Educating Clients

FORUM Magazine

2008-04-01


Ensure they understand how products are taxed

Advisors who are life-licensed no doubt have an intimate knowledge of the complex rules surrounding the taxation of life insurance policies, both before and after death. That being said, how many of us take the opportunity to explain these rules in easy-to-understand language to our clients?

A tax case (Brousseau v The Queen, 2006 TCC 646), which was just recently released in its official English translation, sheds some light on how confused the general population must be when it comes to even the basics of insurance policy taxation.

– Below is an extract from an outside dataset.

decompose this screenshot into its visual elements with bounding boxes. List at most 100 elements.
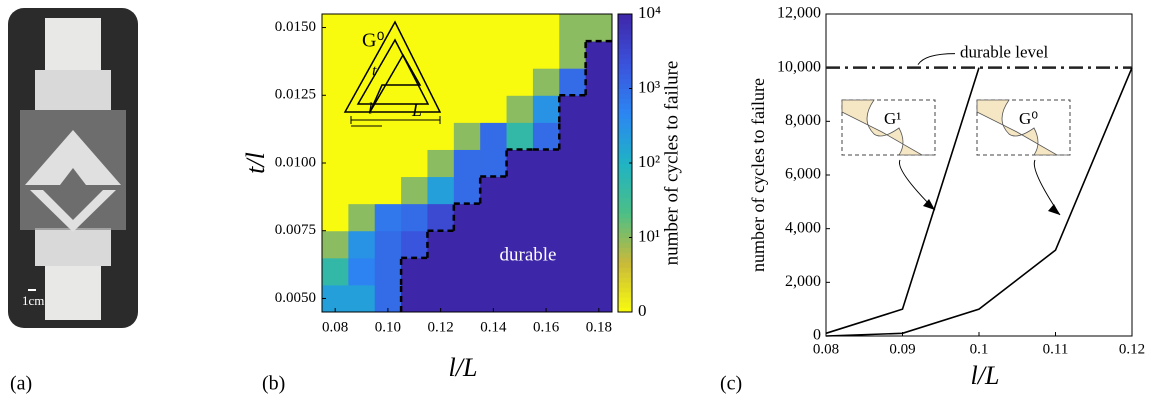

On April 24, 1984, Bernard Brousseau purchased a $135,000 life insurance policy from Standard Life with a 20-year term. The policy had a clause guaranteeing a refund of premiums, without interest, upon the maturity of the policy.

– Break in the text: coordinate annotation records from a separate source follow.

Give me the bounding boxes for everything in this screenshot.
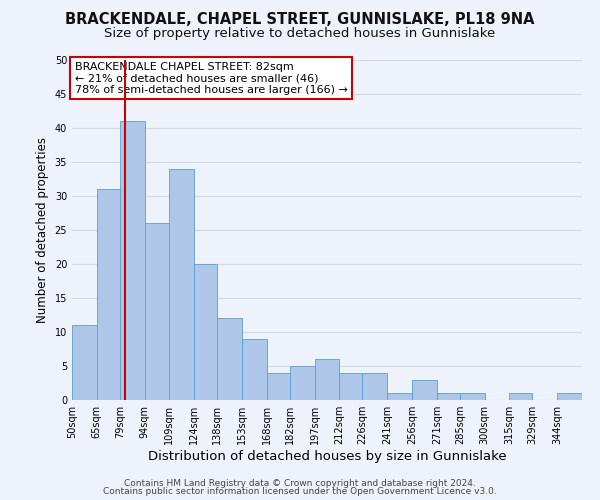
Bar — [145, 223, 169, 400]
Bar — [412, 380, 437, 400]
Bar — [97, 189, 120, 400]
Y-axis label: Number of detached properties: Number of detached properties — [36, 137, 49, 323]
Bar — [169, 169, 194, 400]
Bar — [120, 121, 145, 400]
Bar — [290, 366, 314, 400]
Bar — [460, 393, 485, 400]
Bar — [72, 325, 97, 400]
Bar — [362, 373, 387, 400]
Bar — [340, 373, 362, 400]
Text: Contains HM Land Registry data © Crown copyright and database right 2024.: Contains HM Land Registry data © Crown c… — [124, 478, 476, 488]
Bar — [437, 393, 460, 400]
Text: Contains public sector information licensed under the Open Government Licence v3: Contains public sector information licen… — [103, 487, 497, 496]
Text: Size of property relative to detached houses in Gunnislake: Size of property relative to detached ho… — [104, 28, 496, 40]
Bar — [217, 318, 242, 400]
Bar — [242, 339, 267, 400]
Bar — [267, 373, 290, 400]
X-axis label: Distribution of detached houses by size in Gunnislake: Distribution of detached houses by size … — [148, 450, 506, 463]
Bar — [509, 393, 532, 400]
Text: BRACKENDALE CHAPEL STREET: 82sqm
← 21% of detached houses are smaller (46)
78% o: BRACKENDALE CHAPEL STREET: 82sqm ← 21% o… — [74, 62, 347, 95]
Bar — [314, 359, 340, 400]
Bar — [387, 393, 412, 400]
Bar — [557, 393, 582, 400]
Text: BRACKENDALE, CHAPEL STREET, GUNNISLAKE, PL18 9NA: BRACKENDALE, CHAPEL STREET, GUNNISLAKE, … — [65, 12, 535, 28]
Bar — [194, 264, 217, 400]
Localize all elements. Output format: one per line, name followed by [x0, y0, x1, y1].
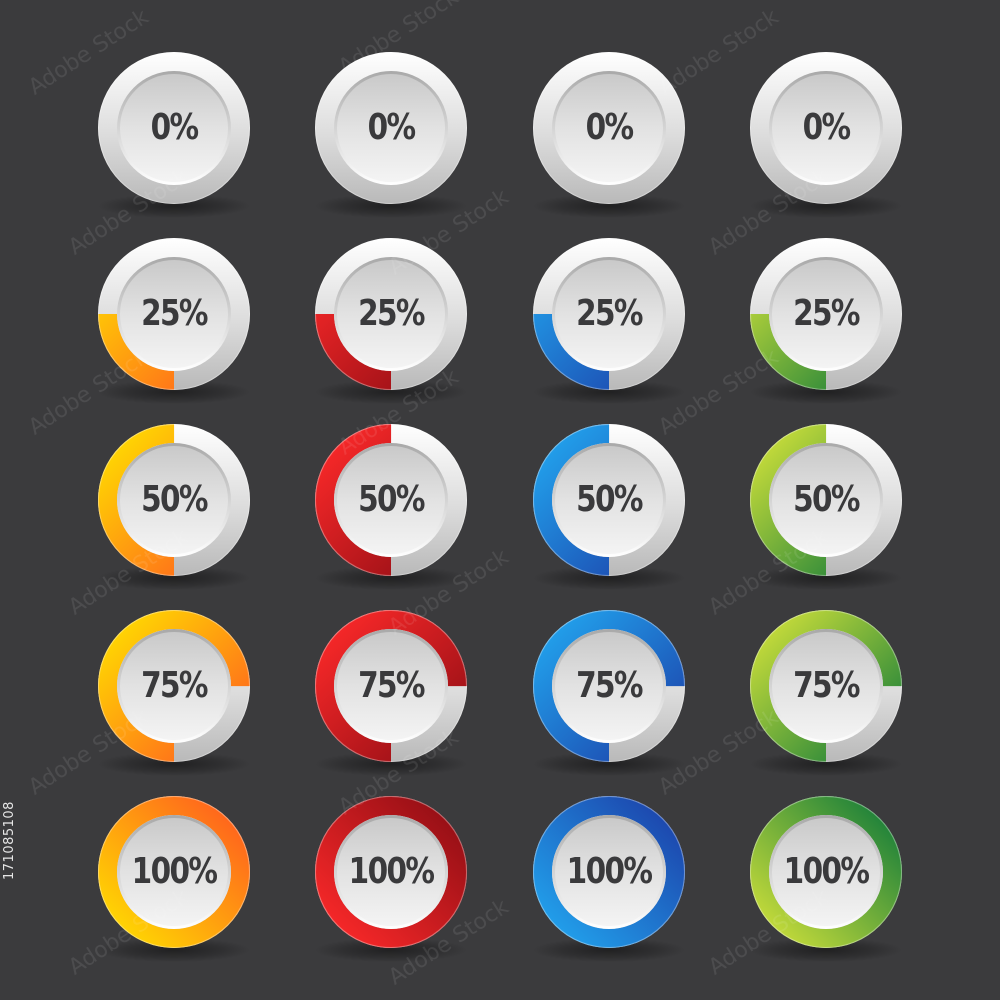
- progress-ring-red-0pct: [315, 52, 467, 204]
- button-face: [120, 818, 228, 926]
- progress-ring-orange-25pct: [98, 238, 250, 390]
- button-face: [337, 74, 445, 182]
- progress-ring-orange-0pct: [98, 52, 250, 204]
- progress-ring-green-0pct: [750, 52, 902, 204]
- percentage-label: 50%: [576, 479, 643, 520]
- progress-ring-orange-50pct: [98, 424, 250, 576]
- progress-arc: [98, 424, 250, 576]
- ring-edge: [315, 238, 467, 390]
- progress-ring-blue-100pct: [533, 796, 685, 948]
- percentage-label: 50%: [141, 479, 208, 520]
- ring-edge: [98, 424, 250, 576]
- progress-ring-blue-50pct: [533, 424, 685, 576]
- progress-ring-red-100pct: [315, 796, 467, 948]
- progress-ring-green-75pct: [750, 610, 902, 762]
- progress-ring-green-25pct: [750, 238, 902, 390]
- progress-arc: [750, 610, 902, 762]
- ring-edge: [750, 424, 902, 576]
- ring-edge: [533, 610, 685, 762]
- progress-ring-green-100pct: [750, 796, 902, 948]
- progress-arc: [750, 238, 902, 390]
- progress-arc: [533, 238, 685, 390]
- percentage-label: 100%: [348, 851, 435, 892]
- progress-arc: [315, 796, 467, 948]
- button-face: [555, 632, 663, 740]
- button-face: [555, 74, 663, 182]
- button-face: [337, 446, 445, 554]
- progress-arc: [533, 424, 685, 576]
- stock-id-text: 171085108: [2, 801, 17, 880]
- ring-edge: [533, 52, 685, 204]
- ring-edge: [315, 52, 467, 204]
- percentage-label: 25%: [358, 293, 425, 334]
- percentage-label: 25%: [141, 293, 208, 334]
- percentage-label: 75%: [141, 665, 208, 706]
- progress-ring-red-25pct: [315, 238, 467, 390]
- percentage-label: 75%: [576, 665, 643, 706]
- percentage-label: 0%: [802, 107, 851, 148]
- progress-ring-red-75pct: [315, 610, 467, 762]
- percentage-label: 0%: [585, 107, 634, 148]
- percentage-label: 75%: [793, 665, 860, 706]
- progress-arc: [315, 610, 467, 762]
- ring-edge: [533, 424, 685, 576]
- progress-arc: [750, 796, 902, 948]
- ring-edge: [533, 238, 685, 390]
- percentage-label: 25%: [793, 293, 860, 334]
- button-face: [555, 818, 663, 926]
- ring-edge: [533, 796, 685, 948]
- ring-edge: [315, 610, 467, 762]
- button-face: [555, 446, 663, 554]
- ring-edge: [315, 796, 467, 948]
- progress-arc: [533, 796, 685, 948]
- progress-arc: [533, 610, 685, 762]
- progress-ring-orange-100pct: [98, 796, 250, 948]
- ring-edge: [750, 796, 902, 948]
- button-face: [772, 446, 880, 554]
- progress-ring-green-50pct: [750, 424, 902, 576]
- progress-ring-red-50pct: [315, 424, 467, 576]
- progress-arc: [315, 424, 467, 576]
- progress-arc: [750, 424, 902, 576]
- progress-ring-orange-75pct: [98, 610, 250, 762]
- percentage-label: 100%: [131, 851, 218, 892]
- percentage-label: 25%: [576, 293, 643, 334]
- percentage-label: 100%: [566, 851, 653, 892]
- button-face: [772, 632, 880, 740]
- button-face: [772, 260, 880, 368]
- ring-edge: [98, 610, 250, 762]
- ring-edge: [98, 796, 250, 948]
- progress-arc: [98, 796, 250, 948]
- progress-arc: [98, 238, 250, 390]
- button-face: [772, 818, 880, 926]
- button-face: [120, 74, 228, 182]
- button-face: [337, 260, 445, 368]
- progress-arc: [315, 238, 467, 390]
- ring-edge: [98, 238, 250, 390]
- button-face: [337, 818, 445, 926]
- progress-ring-blue-75pct: [533, 610, 685, 762]
- percentage-label: 100%: [783, 851, 870, 892]
- percentage-label: 0%: [150, 107, 199, 148]
- ring-edge: [750, 610, 902, 762]
- progress-ring-blue-0pct: [533, 52, 685, 204]
- percentage-label: 50%: [358, 479, 425, 520]
- progress-arc: [98, 610, 250, 762]
- button-face: [120, 446, 228, 554]
- button-face: [120, 632, 228, 740]
- button-face: [555, 260, 663, 368]
- percentage-label: 0%: [367, 107, 416, 148]
- button-face: [120, 260, 228, 368]
- progress-ring-blue-25pct: [533, 238, 685, 390]
- ring-edge: [315, 424, 467, 576]
- ring-edge: [98, 52, 250, 204]
- percentage-label: 50%: [793, 479, 860, 520]
- percentage-label: 75%: [358, 665, 425, 706]
- button-face: [772, 74, 880, 182]
- button-face: [337, 632, 445, 740]
- ring-edge: [750, 238, 902, 390]
- ring-edge: [750, 52, 902, 204]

Consequently, 20 years later, on April 24, 2004, Mr. Brousseau took advantage of this feature and Standard Life paid him $14,983, which was approximately equal to 20 years’ worth of the premiums that he had paid. (In fact, Mr. Brousseau had paid $16,121 of premiums, which reflects the fact that he paid his premiums on a monthly basis as opposed to annual.)

Under the Income Tax Act, a payment under a premium refund guarantee is considered to be a “disposition” of the policy. As a result, the Act specifies that the amount to be included in a policyholder’s income from the disposition of a life insurance policy is determined pursuant to the provisions of section 148, which provides that income inclusion = Proceeds of Disposition - Adjusted Cost Basis (ACB) of the policy.

Both the calculation of “proceeds of disposition” and the ACB of a life insurance policy are found in their respective definitions in subsection 148(9) of the Act.

The proceeds are typically equal to the amount that the policyholder is entitled to receive from the insurer or, in this case, the “refund of premiums.” Similarly, the ACB of a life insurance policy is calculated by deducting the “net cost of pure insurance” (NCPI) under a policy from the amount of the premiums that were paid to acquire the insurance policy.

Following these rules, Standard Life calculated the income inclusion to Mr. Brousseau as $11,886 and reported it as such on a T5 Slip issued to him for 2004. The income inclusion was calculated as follows:

Proceeds — Refund of Premiums:
$14,983.00

Less: ACB of policy — see below:
(3,097.00)

Taxable amount
$11,886.00


Adjusted cost basis (ACB) of the policy:


Total premiums paid:
$16,120.91

Less: Net Cost of Pure Insurance:
(13,023.91)

Adjusted cost basis
$3,097.00


Mr. Brousseau objected and felt that the net cost of pure insurance should not be taken into account in computing the adjusted cost basis of the policy “because, in his opinion, his policy does not contain the factors that section 308 of the Regulations requires in order for such a calculation to be done.”

Section 308 of the Income Tax Regulations states that: “the NCPI for a year in respect of a taxpayer’s interest in a life insurance policy is the product obtained when the probability, computed on the basis of the rates of mortality … that a person who has the same relevant characteristics as the person whose life is insured will die in the year is multiplied by the amount by which (a) the benefit on death in respect of the taxpayer’s interest at the end of the year exceeds (b) the accumulating fund … in respect of the taxpayer’s interest in the policy at the end of the year or the cash surrender value of such interest at the end of the year.”

Mr. Brousseau felt that since his policy did not provide for an accumulating fund in relation to his interest in the policy, “one must not deduct the next cost of pure insurance from the total premiums paid” in arriving at his ACB.

Naturally, the judge disagreed and found “nothing in the insurance policy in question that would suggest that the net cost of life insurance should not be computed upon the refund of the premiums on maturity.” She ordered the full policy gain taxable to Mr. Brousseau as calculated by Standard Life.

Could this lawsuit have been avoided? Absolutely — through better investor education. That’s why it’s imperative we continue to educate our clients about not only the product features (e.g., refund of premiums) associated with a particular policy or investment, but also the tax laws surrounding the proper use of these products.